Bîçârelere devlet-i sermedsin Efendim

Dîvân-ı ilâhîde ser-âmedsin Efendim

Menşûr-i “le-amruk”le müeyyedsin Efendim…

Sen Ahmed ü Mahmûd u Muhammed’sin Efendim

Hak’tan bize sultân-ı müeyyedsin Efendim…

“Sen, Peygamberlerin sultanı, şânı yüce bir pâdişâhsın Efendim! Çâresizlere ebedî bir devlet (ve devâsın) Efendim! İlâhî dîvânda (mahşerin o dehşetli günlerinde ümmetinin) başında ve en önünde yer alan (müşfik bir hâmîsin) Efendim! (Cenâb-ı Hakk’ın,) «Sen’in ömrüne yemin olsun!» diyerek and içtiği, ilâhî kasemle te’yîd edilmiş (yüce bir Peygamber’sin) Efendim!..

Sen Hazret-i Ahmed, Mahmûd, Muhammed’sin Efendim!
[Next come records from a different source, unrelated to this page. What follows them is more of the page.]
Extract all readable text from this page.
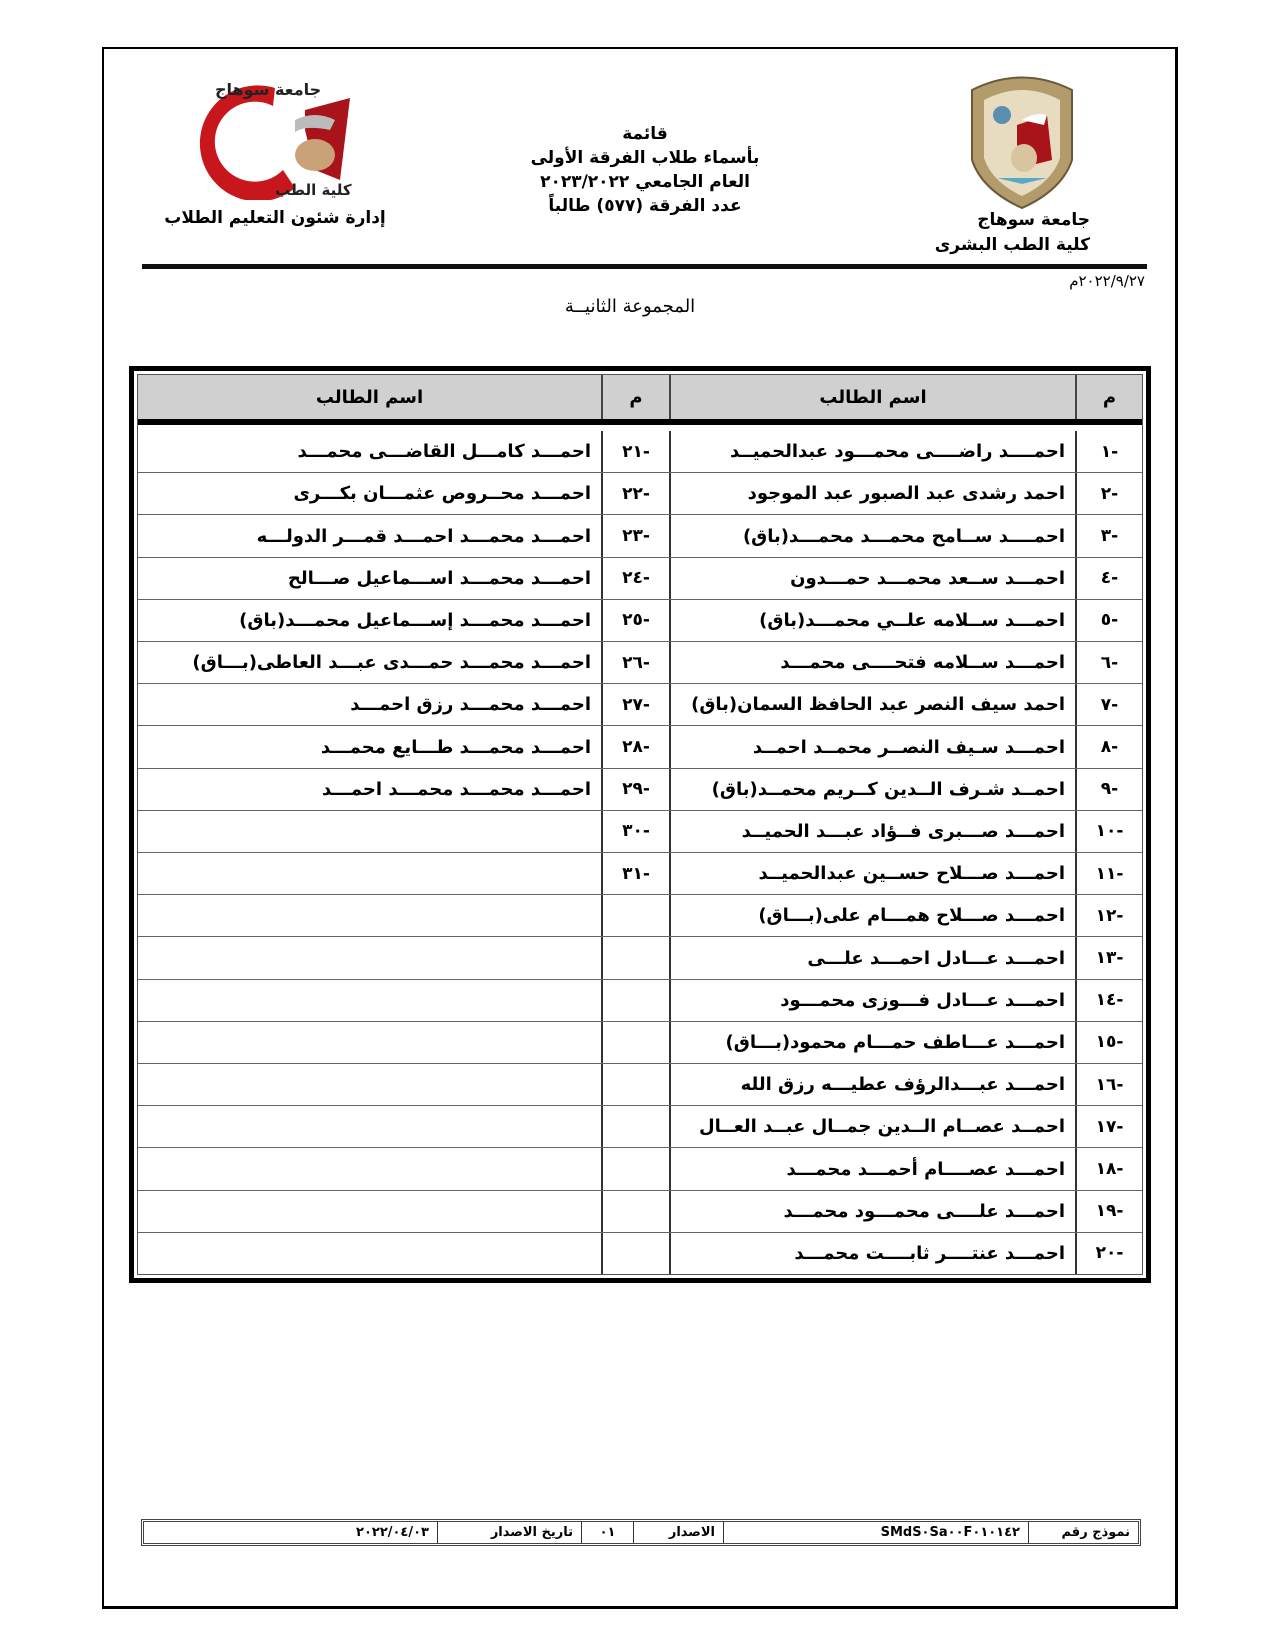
جامعة سوهاج
كلية الطب
قائمة
بأسماء طلاب الفرقة الأولى
العام الجامعي ٢٠٢٣/٢٠٢٢
عدد الفرقة (٥٧٧) طالباً
إدارة شئون التعليم الطلاب	جامعة سوهاج
كلية الطب البشرى
٢٠٢٢/٩/٢٧م
المجموعة الثانيــة
م
اسم الطالب
م
اسم الطالب
-١
احمــــد راضــــى محمـــود عبدالحميــد
-٢١
احمـــد كامـــل القاضـــى محمـــد
-٢
احمد رشدى عبد الصبور عبد الموجود
-٢٢
احمـــد محــروص عثمـــان بكـــرى
-٣
احمــــد ســامح محمـــد محمـــد(باق)
-٢٣
احمـــد محمـــد احمـــد قمـــر الدولـــه
-٤
احمـــد ســعد محمـــد حمـــدون
-٢٤
احمـــد محمـــد اســـماعيل صـــالح
-٥
احمـــد ســلامه علــي محمـــد(باق)
-٢٥
احمـــد محمـــد إســـماعيل محمـــد(باق)
-٦
احمـــد ســلامه فتحــــى محمـــد
-٢٦
احمـــد محمـــد حمـــدى عبـــد العاطى(بـــاق)
-٧
احمد سيف النصر عبد الحافظ السمان(باق)
-٢٧
احمـــد محمـــد رزق احمـــد
-٨
احمـــد سـيف النصــر محمــد احمــد
-٢٨
احمـــد محمـــد طـــايع محمـــد
-٩
احمــد شـرف الــدين كــريم محمــد(باق)
-٢٩
احمـــد محمـــد محمـــد احمـــد
-١٠
احمـــد صـــبرى فــؤاد عبـــد الحميــد
-٣٠
-١١
احمـــد صـــلاح حســين عبدالحميــد
-٣١
-١٢
احمـــد صـــلاح همـــام على(بـــاق)
-١٣
احمـــد عـــادل احمـــد علـــى
-١٤
احمـــد عـــادل فـــوزى محمـــود
-١٥
احمـــد عـــاطف حمـــام محمود(بـــاق)
-١٦
احمـــد عبـــدالرؤف عطيـــه رزق الله
-١٧
احمــد عصــام الــدين جمــال عبــد العــال
-١٨
احمـــد عصــــام أحمـــد محمـــد
-١٩
احمـــد علــــى محمـــود محمـــد
-٢٠
احمـــد عنتــــر ثابــــت محمـــد
نموذج رقم
SMdS٠Sa٠٠F٠١٠١٤٢
الاصدار
٠١
تاريخ الاصدار
٢٠٢٢/٠٤/٠٣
Cenâb-ı Hakk’ın bize lutfettiği, ilâhî te’yîde mazhar bir sultansın Efendim…”

NAMAZIN VACİP RÜKNÜ

Hazret-i Peygamber’in -sallâllâhu aleyhi ve sellem- Hak katındaki kadri o kadar yücedir ki; Cenâb-ı Hak, Habîb’ine itaati, kendine itaat saymış; O’na karşı yapılacak en küçük bir hürmetsizliği, amellerin boşa çıkmasına sebep kılmış ve O’na tâzîmi, gönüllerin takvâ imtihânı eylemiştir. Resûlü’ne uygunsuz hitapta bulunmayı büyük bir cehâlet eseri olarak kabûl etmiştir. Resûlullâh’a -sallâllâhu aleyhi ve sellem- çokça salât u selâm getirerek O’nu hiçbir zaman gönlümüzden ve hatırımızdan çıkarmamamız gerektiğini beyân etmiştir. Hattâ namaz kılarken her Tahiyyât’ta Resûlullâh -sallâllâhu aleyhi ve sellem-’e:

اَلسَّلاَمُ عَلَيْكَ أَيُّهَا النَّبِيُّ وَرَحْمَةُ اللهِ وَبَرَكَاتُهُ

diyerek selâm vermemizi istemiştir. Namazda iken bir beşere selâm vermek, namazı ifsâd edecek bir durum olduğu hâlde, Allâh Teâlâ, Resûlü’ne selâm vermeyi namazın vâcip bir rüknü kılmıştır.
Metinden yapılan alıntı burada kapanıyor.